João nasceu, cresceu e morreu aqui. Aqui onde as vertentes se encontram, onde os sinos cantam. Quando criança, João passava suas manhãs na ponte perto de sua casa. Ficava lá, olhando. Olhava as águas descendo o córrego que cortava a cidadezinha, olhava os cavalos que comiam a grama rala que crescia por debaixo da areia branca às margens do córrego. Olhava as pessoas na praia, como era chamada; felizes. Olhava a vida passar.

O tempo passa e João continua lá, olhando. Tudo em sua volta mudara. A grama rala já não era mais rala. Os cavalos fugiram, as pessoas sumiram. A praia não era mais praia, era córrego. Mas João, assim como a ponte, continuava lá. Olhando, apenas. Via a correria do dia a dia. Via carros e pessoas de um lado para o outro, apressados, sem saber o por que de todo o caos. Seu pai sempre dizia: “A vida aqui é boa e há de melhorar quando o nosso rei voltar. Por isso você é João” , mas João nunca entendera seu pai. Homem forte, fiel e feliz, diferente de todos os outros. Assim, o mistério de seu pai permanecera.

Mais uma vez, o tempo passa. João continua lá, mas agora não está sozinho, ele tem Maria e um Joãozinho. É Joãozinho que olha, da ponte, a vida passar. Olha o caos da vida se intensificar. João diz a seu filho: ‘A vida aqui é boa e há de melhorar quando o nosso rei voltar. Por isso você é João’. Assim como ele, Joãozinho não entende seu pai. O mistério permanece.

Novamente, o tempo passa. Agora Joãozinho é João. E João quase não é mais. Em seus delírios de melancolia, o mistério é descoberto. Ele finalmente entendera seu pai. João diz: “O rei veio me buscar e agora hei de viver e não mais olhar. Eu sou João do Rei, João del Rei. Você é João del Rei. Não apenas olhe a vida passar. Viva. Não deixe para viver quando ele te buscar”. Com a morte de seu pai, João aprendera sua lição e decide começar a viver, realmente.

Pela última vez, o tempo passa. João namorou, casou, viveu. Tem filhos agora, Pedro e Lucas. Ele os ensina a lição que seu pai lhe passou. João os ensina a brincar, a correr, cair, mas também, a levantar. A nunca parar e olhar, somente. João os ensina viver, plenamente. Viver de verdade.

Antes de partir dessa vida, João, já velho e vivido, diz a seus filhos: ‘A vida aqui é boa.
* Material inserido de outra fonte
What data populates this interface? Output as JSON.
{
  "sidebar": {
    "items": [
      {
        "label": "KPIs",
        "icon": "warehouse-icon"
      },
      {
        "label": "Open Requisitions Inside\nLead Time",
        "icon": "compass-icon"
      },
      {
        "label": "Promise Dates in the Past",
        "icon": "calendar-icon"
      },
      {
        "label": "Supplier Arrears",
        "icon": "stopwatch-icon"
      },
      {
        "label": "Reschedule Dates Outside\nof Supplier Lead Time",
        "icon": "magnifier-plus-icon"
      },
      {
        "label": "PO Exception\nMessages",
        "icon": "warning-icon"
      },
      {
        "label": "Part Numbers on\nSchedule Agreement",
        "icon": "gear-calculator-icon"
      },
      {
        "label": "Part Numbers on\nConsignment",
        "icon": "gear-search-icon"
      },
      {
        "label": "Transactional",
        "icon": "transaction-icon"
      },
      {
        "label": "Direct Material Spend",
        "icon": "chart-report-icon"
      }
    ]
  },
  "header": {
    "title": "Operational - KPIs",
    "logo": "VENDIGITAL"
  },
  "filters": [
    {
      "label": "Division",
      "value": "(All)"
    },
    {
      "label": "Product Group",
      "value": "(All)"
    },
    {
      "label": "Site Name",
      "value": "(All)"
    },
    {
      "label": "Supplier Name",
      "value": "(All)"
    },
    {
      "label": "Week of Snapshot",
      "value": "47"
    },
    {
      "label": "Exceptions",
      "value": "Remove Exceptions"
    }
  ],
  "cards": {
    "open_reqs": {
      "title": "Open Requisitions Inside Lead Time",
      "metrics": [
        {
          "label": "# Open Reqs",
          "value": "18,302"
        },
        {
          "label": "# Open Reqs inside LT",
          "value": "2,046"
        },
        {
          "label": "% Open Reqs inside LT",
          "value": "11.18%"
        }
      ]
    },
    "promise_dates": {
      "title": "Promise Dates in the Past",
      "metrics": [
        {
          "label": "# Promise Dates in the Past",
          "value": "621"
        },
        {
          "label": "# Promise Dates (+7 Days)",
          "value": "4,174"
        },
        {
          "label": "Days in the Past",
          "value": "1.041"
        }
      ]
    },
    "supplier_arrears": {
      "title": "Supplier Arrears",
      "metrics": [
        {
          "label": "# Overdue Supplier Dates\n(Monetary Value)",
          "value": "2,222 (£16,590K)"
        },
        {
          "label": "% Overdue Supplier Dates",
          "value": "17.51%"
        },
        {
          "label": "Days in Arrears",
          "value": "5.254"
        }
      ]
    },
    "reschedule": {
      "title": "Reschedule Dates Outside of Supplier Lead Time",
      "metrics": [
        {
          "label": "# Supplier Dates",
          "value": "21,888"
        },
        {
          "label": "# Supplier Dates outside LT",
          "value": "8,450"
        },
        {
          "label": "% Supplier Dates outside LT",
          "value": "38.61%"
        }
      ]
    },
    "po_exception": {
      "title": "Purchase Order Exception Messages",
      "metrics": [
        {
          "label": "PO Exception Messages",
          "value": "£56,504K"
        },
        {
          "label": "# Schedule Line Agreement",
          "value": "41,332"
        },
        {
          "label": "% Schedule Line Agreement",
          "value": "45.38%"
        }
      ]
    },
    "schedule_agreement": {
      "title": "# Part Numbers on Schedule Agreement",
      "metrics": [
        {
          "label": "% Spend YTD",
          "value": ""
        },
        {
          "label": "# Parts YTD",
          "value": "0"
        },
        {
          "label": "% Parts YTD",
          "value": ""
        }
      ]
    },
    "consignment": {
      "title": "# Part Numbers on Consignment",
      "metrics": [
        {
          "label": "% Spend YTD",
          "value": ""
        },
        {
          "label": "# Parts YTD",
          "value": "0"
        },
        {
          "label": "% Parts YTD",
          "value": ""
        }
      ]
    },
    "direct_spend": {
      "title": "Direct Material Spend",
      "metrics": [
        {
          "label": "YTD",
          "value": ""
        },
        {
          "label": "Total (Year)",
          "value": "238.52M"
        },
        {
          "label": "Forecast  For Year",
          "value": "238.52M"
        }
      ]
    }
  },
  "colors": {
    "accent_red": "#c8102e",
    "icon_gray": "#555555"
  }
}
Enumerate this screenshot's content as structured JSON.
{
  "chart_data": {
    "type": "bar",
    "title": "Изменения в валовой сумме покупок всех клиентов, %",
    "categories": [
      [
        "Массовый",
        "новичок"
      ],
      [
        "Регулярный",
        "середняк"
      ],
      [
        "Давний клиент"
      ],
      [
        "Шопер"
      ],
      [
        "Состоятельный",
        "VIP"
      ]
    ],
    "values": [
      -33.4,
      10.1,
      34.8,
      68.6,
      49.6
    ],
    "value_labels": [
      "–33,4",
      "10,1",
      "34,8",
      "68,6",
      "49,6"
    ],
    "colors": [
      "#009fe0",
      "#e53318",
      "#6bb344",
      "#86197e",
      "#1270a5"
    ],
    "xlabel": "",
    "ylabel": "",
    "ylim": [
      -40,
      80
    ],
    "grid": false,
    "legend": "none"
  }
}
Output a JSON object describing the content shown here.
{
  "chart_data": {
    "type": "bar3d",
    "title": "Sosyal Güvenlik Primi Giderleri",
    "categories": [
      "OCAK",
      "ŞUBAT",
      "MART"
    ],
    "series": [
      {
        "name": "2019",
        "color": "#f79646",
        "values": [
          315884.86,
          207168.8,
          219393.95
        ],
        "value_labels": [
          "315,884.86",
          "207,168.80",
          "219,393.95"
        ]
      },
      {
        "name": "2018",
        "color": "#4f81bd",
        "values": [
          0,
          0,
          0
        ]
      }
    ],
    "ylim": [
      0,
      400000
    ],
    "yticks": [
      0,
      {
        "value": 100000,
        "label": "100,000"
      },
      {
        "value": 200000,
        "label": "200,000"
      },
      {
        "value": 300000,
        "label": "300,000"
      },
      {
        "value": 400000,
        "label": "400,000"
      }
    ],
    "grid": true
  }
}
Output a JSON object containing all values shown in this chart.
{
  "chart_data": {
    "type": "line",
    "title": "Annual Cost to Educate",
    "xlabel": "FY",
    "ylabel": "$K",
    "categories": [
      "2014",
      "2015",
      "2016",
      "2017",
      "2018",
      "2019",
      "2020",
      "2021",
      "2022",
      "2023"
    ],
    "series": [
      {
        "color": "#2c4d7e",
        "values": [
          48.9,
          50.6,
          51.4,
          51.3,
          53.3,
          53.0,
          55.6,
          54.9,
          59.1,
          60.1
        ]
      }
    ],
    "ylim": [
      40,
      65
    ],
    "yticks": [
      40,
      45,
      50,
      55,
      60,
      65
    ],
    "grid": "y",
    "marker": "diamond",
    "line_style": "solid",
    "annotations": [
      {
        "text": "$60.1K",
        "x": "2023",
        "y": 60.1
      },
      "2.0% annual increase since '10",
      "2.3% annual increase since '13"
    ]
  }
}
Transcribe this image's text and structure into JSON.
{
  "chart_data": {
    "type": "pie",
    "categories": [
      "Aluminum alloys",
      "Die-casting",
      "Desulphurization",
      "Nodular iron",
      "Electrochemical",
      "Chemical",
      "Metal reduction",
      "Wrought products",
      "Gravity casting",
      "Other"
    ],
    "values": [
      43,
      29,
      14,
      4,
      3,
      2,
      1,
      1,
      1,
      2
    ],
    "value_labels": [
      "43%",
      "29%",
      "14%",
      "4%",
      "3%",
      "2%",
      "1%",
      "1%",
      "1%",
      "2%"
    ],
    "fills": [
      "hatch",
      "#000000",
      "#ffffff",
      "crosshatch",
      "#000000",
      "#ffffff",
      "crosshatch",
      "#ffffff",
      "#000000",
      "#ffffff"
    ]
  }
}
O Rei veio me buscar, mas, diferente de meu pai, eu vivi o quanto pude antes de ele chegar. Não cometam o mesmo erro que seu avô. Eu sou João del Rei, mas vocês, não. Vivam profundamente. Vivam como se não houvesse amanhã. Vivam sem arrependimentos do que fizeram e do que deixaram de fazer. Sejam felizes. E quando ele te buscar, lembrem-se: a vida aqui é boa, a vida aqui foi boa’.